Question

Which of the following is the broadcast address for a Class B network ID using the default subnetmask? (a) 172.16.10.255 (b) 255.255.255.255 (c) 172.16.255.255 (d) 172.255.255.255

Comments

in case of Braodcast address  all host bit is 1 means 172.16.11111111.11111111=172.16.255.255

Answer 1

172.16.255.255

$For$ $Class$ $B$:  255.255.[00000000].[0000000]

                                HOST BITs (represented by 0’s)

 

In this case, the class B network ID is 172.16.0.0,

In Broadcast, all host bits will be replaced by ‘1’

$Broadcast$ address $will$ $be$ $172.16.[11111111].[11111111]$

i.e.  $172.16.225.225$

Answer 2

The default subnet mask for a Class B network is 255.255.0.0. The network ID for a Class B network takes up the first two octets (16 bits) and the remaining two octets (16 bits) are used for host addressing.

The broadcast address is the address at which all hosts on the network can receive a message simultaneously.
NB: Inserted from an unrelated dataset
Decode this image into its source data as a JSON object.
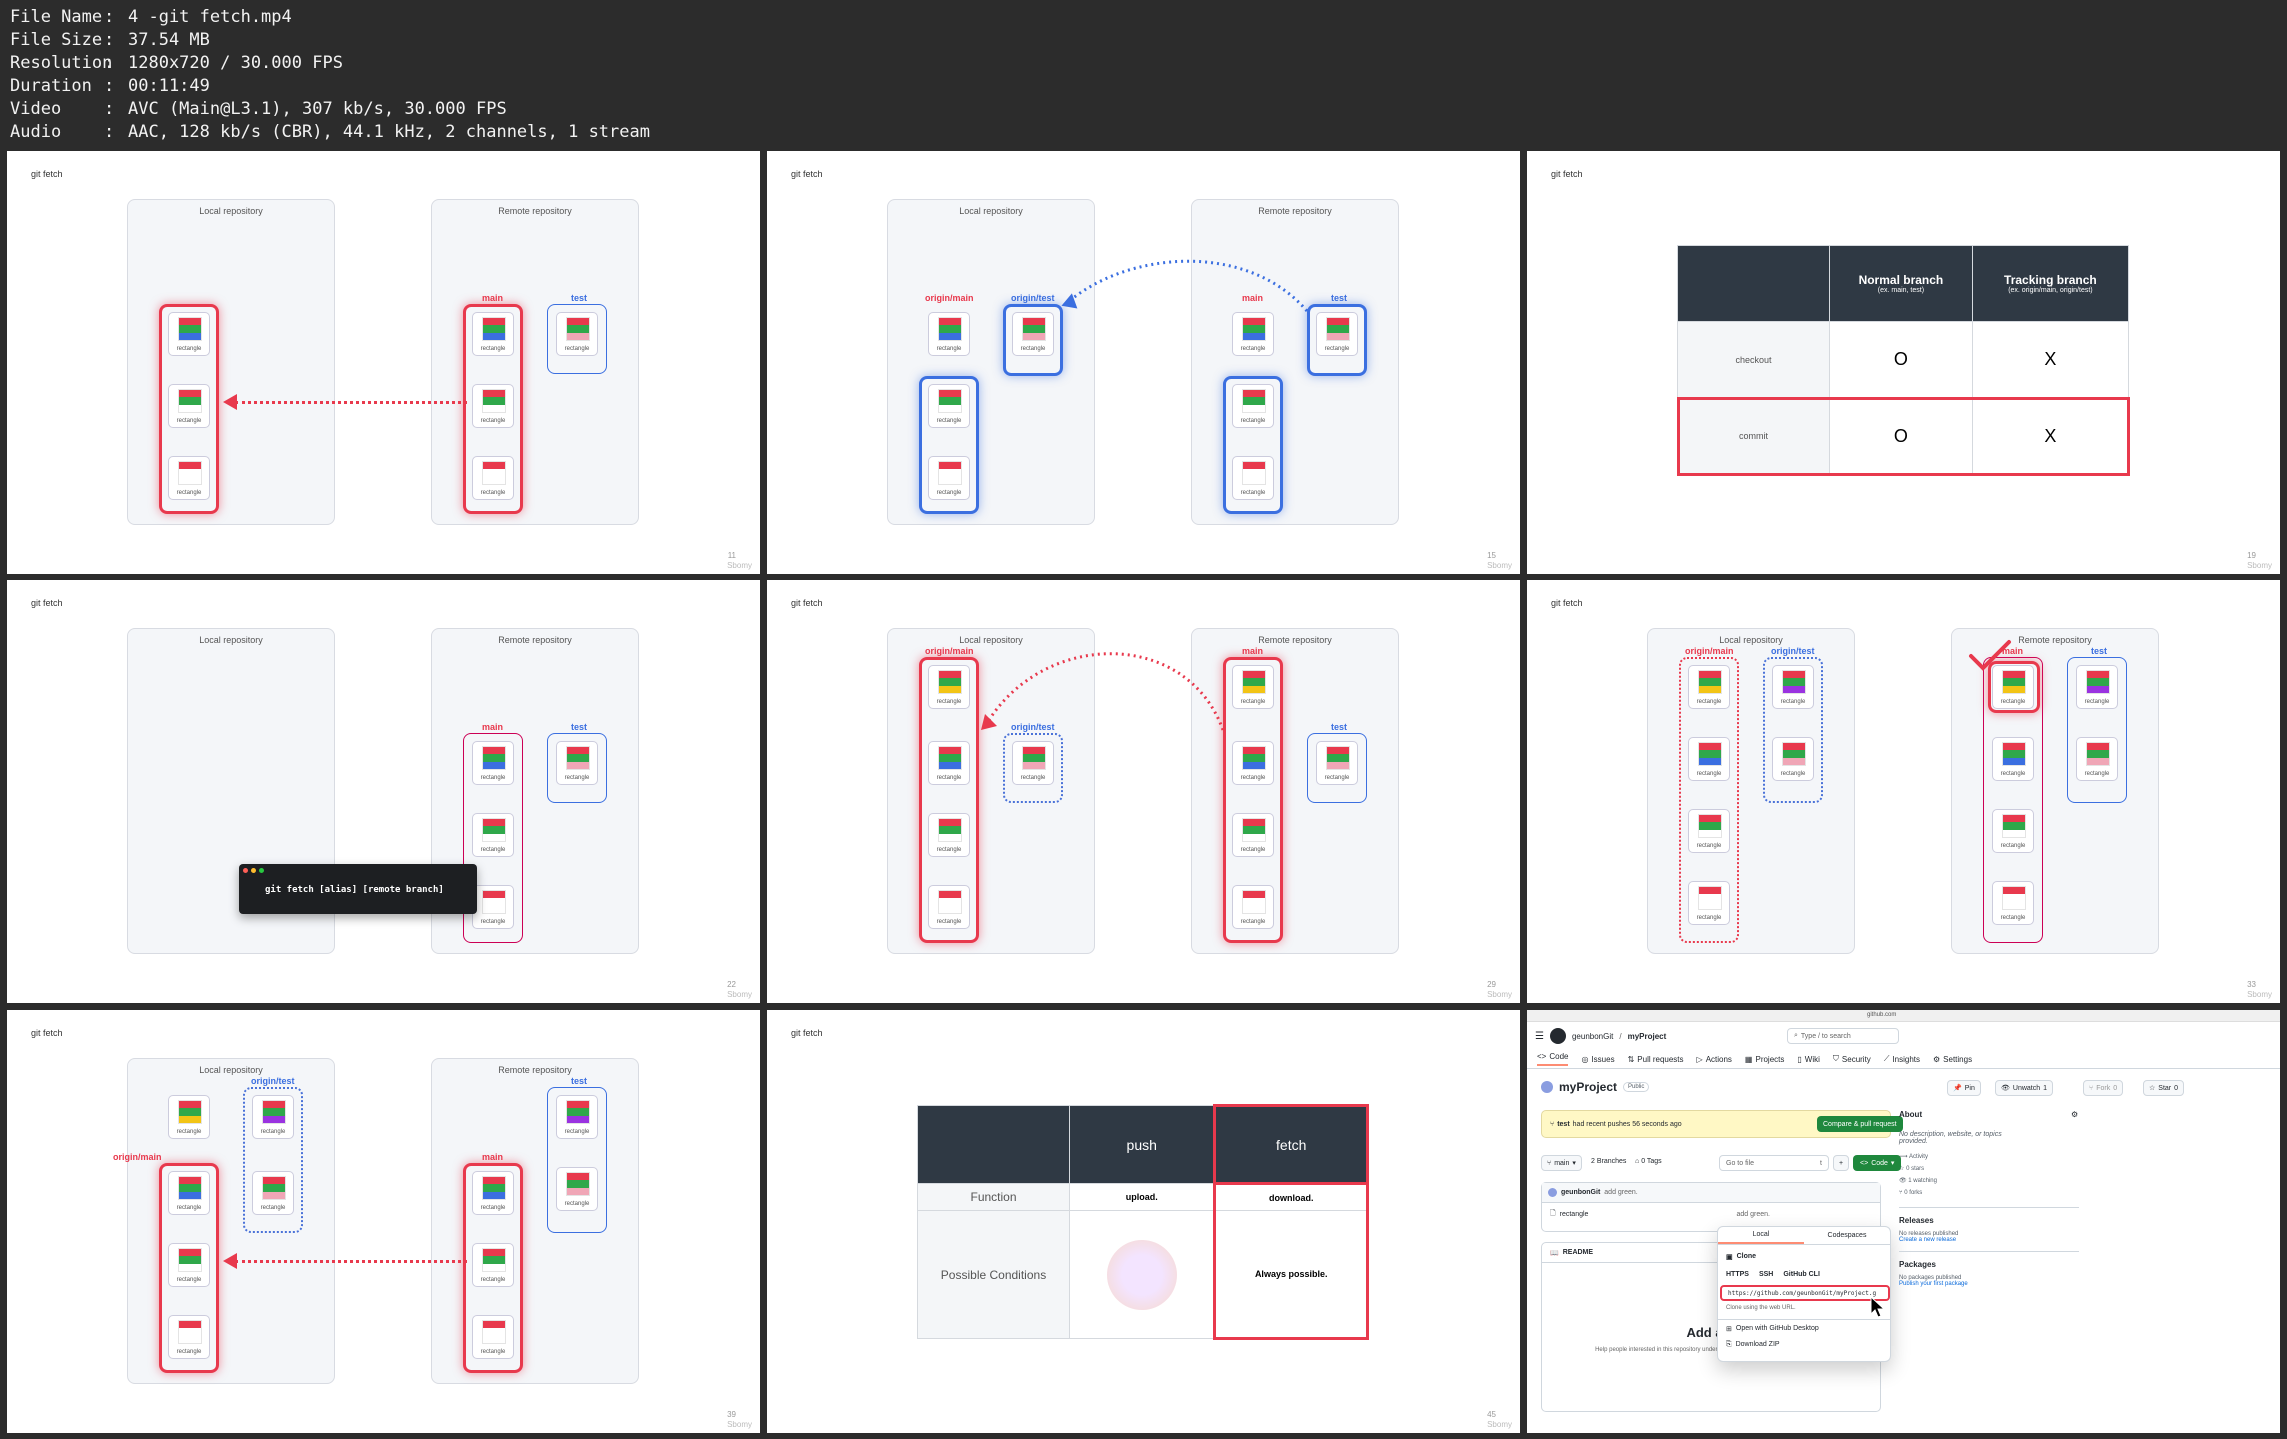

To calculate the broadcast address, we set all host bits to 1s. For a Class B network, the host bits are in the last two octets (16 bits).

Therefore, the broadcast address for a Class B network with a default subnet mask would be 172.16.255.255. So, the correct option is (c) 172.16.255.255.

Comments

can D not be answer as well. 172.255.0.0 also falls under class B. The broadcast IP of this address is 172.255.255.255. even though this coincides with the class A network 172.0.0.0’s broadcast IP, since we always specify the length in the classless notation we will have to present it as 172.255.255.255/16. The question also didn't specify the network has to fall within the private IP address space.